With those two powerhouse performances, it would be understandable if other cast members were outshined. Not so with this able and brilliant bunch. Brian Buczkowski excelled as the loveable yet equally deranged Tobias, and the team of Todd Fruth and Laura Cervinsky intertwined a believable and touching love story into the evening as Anthony and Johanna. Their marvelous vocal talents were a true treat, highlighting a solid choral performance by the entire cast. Alex Valentine, whose apt portrayal of the ambitious and wretched Beadle was also a highlight with his top-notch vocals.

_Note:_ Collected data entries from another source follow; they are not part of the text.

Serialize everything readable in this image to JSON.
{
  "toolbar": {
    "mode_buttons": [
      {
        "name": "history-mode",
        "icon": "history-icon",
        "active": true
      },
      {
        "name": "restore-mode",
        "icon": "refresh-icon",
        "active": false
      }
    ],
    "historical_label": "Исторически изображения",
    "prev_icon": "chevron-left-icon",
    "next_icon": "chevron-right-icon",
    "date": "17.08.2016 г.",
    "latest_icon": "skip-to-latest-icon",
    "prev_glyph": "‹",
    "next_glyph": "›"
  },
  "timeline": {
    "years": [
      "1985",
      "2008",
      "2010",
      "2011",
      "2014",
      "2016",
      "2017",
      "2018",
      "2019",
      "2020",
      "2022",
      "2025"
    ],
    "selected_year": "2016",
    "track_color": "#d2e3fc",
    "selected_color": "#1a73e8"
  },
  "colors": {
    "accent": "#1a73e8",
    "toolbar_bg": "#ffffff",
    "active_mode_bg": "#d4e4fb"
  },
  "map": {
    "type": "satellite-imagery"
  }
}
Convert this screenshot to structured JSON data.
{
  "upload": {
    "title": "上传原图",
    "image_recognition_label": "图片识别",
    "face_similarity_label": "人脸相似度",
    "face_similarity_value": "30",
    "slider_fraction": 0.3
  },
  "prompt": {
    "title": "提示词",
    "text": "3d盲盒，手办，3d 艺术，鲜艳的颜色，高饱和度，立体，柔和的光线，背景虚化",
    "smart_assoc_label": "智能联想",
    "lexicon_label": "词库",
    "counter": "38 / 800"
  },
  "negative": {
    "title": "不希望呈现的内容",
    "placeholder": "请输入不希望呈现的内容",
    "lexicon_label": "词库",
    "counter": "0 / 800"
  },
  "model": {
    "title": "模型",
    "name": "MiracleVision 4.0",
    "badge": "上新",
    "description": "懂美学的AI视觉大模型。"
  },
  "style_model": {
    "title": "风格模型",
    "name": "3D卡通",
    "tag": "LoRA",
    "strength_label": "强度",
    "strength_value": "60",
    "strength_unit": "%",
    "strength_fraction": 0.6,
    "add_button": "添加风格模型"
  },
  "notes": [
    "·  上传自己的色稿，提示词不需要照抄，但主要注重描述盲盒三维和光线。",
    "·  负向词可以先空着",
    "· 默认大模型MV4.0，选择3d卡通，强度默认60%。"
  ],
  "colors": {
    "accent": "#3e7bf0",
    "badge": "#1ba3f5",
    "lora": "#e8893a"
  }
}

Sondheim music can be a chore, with its nuances and complexities. This daunting fact did not intimidate the pit, whose musical accompaniment was outstanding, led by Muscial Director Roy Campbell. His FTG debut was a phenomenal start, and hopefully the first of many.
Director Joan Baird brought together her ‘merry band of Todders’ with Broadway-esque expertise and had them ensnaring the audience as a unit, brining all in attendance on a magical and mystical trip straight to Fleet Street in London. The energy was soaring from curtain to curtain.
Phil Stone and Andy Dufresne may have the day off, but the barber’s chair is open at Highfield Theater. I dare you to take a seat.